Charles Leaver – This Is Why Edit Difference Is Used In Detection Part 2
Written By Jesse Sampson And Presented By Charles Leaver CEO Ziften
In the very first about edit distance, we took a look at searching for destructive executables with edit distance (i.e., the number of character edits it requires to make two text strings match). Now let’s look at how we can utilize edit distance to search for malicious domains, and how we can utilize edit distance features that can be combined with other domain features to identify suspicious activity.
Here is the Background
What are bad actors playing at with malicious domains? It could be merely using a close spelling of a common domain to trick careless users into looking at advertisements or picking up adware. Genuine sites are gradually catching onto this technique, sometimes called typo squatting.
Other destructive domains are the result of domain generation algorithms, which could be utilized to do all types of wicked things like avert countermeasures that block known compromised sites, or overwhelm domain name servers in a distributed DoS attack. Older variations utilize randomly generated strings, while more advanced ones add techniques like injecting typical words, further confusing defenders.
Edit distance can assist with both usage cases: let’s see how. First, we’ll omit common domains, considering that these are generally safe. And, a list of typical domains supplies a baseline for detecting anomalies. One excellent source is Quantcast. For this discussion, we will adhere to domain names and prevent sub-domains (e.g. ziften.com, not www.ziften.com).

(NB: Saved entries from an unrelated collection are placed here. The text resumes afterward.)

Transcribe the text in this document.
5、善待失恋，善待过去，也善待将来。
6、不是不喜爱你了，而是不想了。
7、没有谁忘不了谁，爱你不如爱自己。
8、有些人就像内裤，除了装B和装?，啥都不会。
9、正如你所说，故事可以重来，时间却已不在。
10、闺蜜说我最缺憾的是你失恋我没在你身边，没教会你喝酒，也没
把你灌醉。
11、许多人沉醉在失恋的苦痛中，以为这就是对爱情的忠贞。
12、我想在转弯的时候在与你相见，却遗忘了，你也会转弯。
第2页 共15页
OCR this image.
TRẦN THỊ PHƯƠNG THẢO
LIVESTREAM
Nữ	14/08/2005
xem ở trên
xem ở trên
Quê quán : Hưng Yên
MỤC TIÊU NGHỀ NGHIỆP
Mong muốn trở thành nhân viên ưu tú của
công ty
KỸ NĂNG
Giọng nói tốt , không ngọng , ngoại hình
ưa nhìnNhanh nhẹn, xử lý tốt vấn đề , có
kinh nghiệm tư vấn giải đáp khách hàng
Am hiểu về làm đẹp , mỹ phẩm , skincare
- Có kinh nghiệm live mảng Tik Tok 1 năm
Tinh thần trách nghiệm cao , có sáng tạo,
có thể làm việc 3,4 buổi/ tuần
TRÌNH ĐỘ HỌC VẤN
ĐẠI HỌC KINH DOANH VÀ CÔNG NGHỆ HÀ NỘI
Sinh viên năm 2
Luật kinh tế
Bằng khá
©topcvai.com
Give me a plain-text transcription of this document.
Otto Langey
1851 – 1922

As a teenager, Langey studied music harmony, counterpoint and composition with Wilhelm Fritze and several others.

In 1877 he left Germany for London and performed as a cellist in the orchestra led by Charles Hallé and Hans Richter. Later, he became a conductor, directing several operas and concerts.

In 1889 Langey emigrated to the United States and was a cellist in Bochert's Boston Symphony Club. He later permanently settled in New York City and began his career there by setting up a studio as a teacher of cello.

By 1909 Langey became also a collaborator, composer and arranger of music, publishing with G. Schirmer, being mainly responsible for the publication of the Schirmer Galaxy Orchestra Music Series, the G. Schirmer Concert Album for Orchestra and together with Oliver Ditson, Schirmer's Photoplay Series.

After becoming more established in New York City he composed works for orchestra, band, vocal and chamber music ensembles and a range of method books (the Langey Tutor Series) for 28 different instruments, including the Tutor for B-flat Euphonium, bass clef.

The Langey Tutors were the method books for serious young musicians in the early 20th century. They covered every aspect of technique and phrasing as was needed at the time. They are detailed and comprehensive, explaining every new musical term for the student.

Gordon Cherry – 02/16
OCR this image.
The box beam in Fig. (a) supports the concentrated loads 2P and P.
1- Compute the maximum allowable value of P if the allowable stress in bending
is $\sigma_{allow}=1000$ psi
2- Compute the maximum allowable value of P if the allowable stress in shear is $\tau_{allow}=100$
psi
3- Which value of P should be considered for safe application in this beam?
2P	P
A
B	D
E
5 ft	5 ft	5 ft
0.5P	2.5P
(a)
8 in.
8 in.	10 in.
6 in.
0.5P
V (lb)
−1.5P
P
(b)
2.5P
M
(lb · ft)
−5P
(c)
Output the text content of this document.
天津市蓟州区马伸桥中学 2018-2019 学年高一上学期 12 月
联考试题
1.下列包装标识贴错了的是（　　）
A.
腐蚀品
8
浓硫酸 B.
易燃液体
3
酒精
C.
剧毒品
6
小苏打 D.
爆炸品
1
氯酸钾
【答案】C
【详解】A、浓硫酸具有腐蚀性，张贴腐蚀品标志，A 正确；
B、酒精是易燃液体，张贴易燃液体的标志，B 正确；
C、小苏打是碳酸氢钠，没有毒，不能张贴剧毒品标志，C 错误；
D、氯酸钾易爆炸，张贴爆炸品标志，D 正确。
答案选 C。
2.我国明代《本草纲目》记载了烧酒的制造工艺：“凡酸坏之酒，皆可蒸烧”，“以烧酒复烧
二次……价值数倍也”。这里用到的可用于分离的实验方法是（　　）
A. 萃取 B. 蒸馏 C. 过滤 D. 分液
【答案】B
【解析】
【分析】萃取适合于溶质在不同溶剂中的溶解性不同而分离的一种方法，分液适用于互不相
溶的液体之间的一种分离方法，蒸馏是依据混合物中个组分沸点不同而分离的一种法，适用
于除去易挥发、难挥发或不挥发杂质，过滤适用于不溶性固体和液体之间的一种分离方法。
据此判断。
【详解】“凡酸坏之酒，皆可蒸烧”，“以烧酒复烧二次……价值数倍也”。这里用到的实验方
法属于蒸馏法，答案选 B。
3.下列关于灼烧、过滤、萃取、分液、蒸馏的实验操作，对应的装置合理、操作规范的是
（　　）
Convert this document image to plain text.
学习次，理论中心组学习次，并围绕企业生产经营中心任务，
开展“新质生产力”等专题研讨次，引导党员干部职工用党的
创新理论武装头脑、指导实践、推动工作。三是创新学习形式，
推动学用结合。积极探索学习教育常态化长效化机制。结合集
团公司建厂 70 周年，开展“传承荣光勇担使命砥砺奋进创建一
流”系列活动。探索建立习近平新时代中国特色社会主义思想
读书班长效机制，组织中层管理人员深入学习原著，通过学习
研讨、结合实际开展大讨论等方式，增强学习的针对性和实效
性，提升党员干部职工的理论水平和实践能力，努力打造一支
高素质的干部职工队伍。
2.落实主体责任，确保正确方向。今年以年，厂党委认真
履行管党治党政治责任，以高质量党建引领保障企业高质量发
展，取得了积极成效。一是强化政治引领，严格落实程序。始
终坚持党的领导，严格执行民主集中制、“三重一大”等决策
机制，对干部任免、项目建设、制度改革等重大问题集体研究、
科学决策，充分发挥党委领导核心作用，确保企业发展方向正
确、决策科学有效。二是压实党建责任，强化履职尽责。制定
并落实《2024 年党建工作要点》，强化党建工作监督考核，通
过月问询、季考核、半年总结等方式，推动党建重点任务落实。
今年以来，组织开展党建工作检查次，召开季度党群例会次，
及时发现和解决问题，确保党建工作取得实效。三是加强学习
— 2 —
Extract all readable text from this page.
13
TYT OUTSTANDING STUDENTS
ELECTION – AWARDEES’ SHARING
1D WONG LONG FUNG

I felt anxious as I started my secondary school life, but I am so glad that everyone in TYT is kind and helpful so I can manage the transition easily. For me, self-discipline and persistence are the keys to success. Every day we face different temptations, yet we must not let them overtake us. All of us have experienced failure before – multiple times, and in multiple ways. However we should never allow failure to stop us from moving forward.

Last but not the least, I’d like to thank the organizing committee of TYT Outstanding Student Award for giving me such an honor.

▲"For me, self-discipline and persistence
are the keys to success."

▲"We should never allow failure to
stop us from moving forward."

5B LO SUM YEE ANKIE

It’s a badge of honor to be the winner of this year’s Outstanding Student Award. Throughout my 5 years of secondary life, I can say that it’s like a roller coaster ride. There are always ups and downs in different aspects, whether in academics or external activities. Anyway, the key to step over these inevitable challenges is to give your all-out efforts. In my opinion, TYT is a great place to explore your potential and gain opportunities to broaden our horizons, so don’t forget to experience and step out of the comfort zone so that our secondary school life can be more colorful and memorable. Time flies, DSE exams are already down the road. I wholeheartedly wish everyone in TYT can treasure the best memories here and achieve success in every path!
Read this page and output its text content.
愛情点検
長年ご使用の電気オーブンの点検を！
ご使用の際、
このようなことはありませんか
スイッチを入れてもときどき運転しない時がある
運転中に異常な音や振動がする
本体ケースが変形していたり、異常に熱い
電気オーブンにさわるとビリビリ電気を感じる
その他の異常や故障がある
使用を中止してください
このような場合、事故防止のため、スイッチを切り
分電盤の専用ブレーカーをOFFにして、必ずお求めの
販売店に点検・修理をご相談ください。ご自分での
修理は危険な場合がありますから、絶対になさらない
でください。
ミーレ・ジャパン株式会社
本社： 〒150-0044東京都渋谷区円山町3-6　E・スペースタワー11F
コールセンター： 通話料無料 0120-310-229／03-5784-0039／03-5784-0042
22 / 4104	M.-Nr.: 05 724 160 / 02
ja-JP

After data cleaning, we compare each candidate domain name (input data observed in the wild by Ziften) to its possible next-door neighbors in the very same top-level domain (the tail end of a domain name – classically.com,. org, etc. and now can be almost anything). The standard task is to find the nearest next-door neighbor in terms of edit distance. By discovering domain names that are one step away from their nearby next-door neighbor, we can quickly spot typo-ed domain names. By finding domain names far from their next-door neighbor (the normalized edit distance we introduced in Part 1 is beneficial here), we can also find anomalous domain names in the edit distance area.
What were the Results?
Let’s take a look at how these outcomes appear in reality. Use caution when browsing to these domains since they might contain malicious material!
Here are a few possible typos. Typo squatters target well known domains considering that there are more opportunities somebody will visit. Several of these are suspicious according to our danger feed partners, but there are some false positives as well with charming names like “wikipedal”.
Here are some weird looking domain names far from their neighbors.
So now we have produced 2 beneficial edit distance metrics for hunting. Not just that, we have three functions to potentially add to a machine learning design: rank of nearest next-door neighbor, range from next-door neighbor, and edit distance 1 from neighbor, indicating a danger of typo shenanigans. Other features that might be utilized well with these are other lexical features such as word and n-gram distributions, entropy, and the length of the string – and network functions like the number of unsuccessful DNS demands.
Simple Code that you can Play Around with
Here is a simplified version of the code to play with! Developed on HP Vertica, however this SQL ought to work on most innovative databases. Keep in mind the Vertica editDistance function may vary in other applications (e.g. levenshtein in Postgres or UTL_MATCH. EDIT_DISTANCE in Oracle).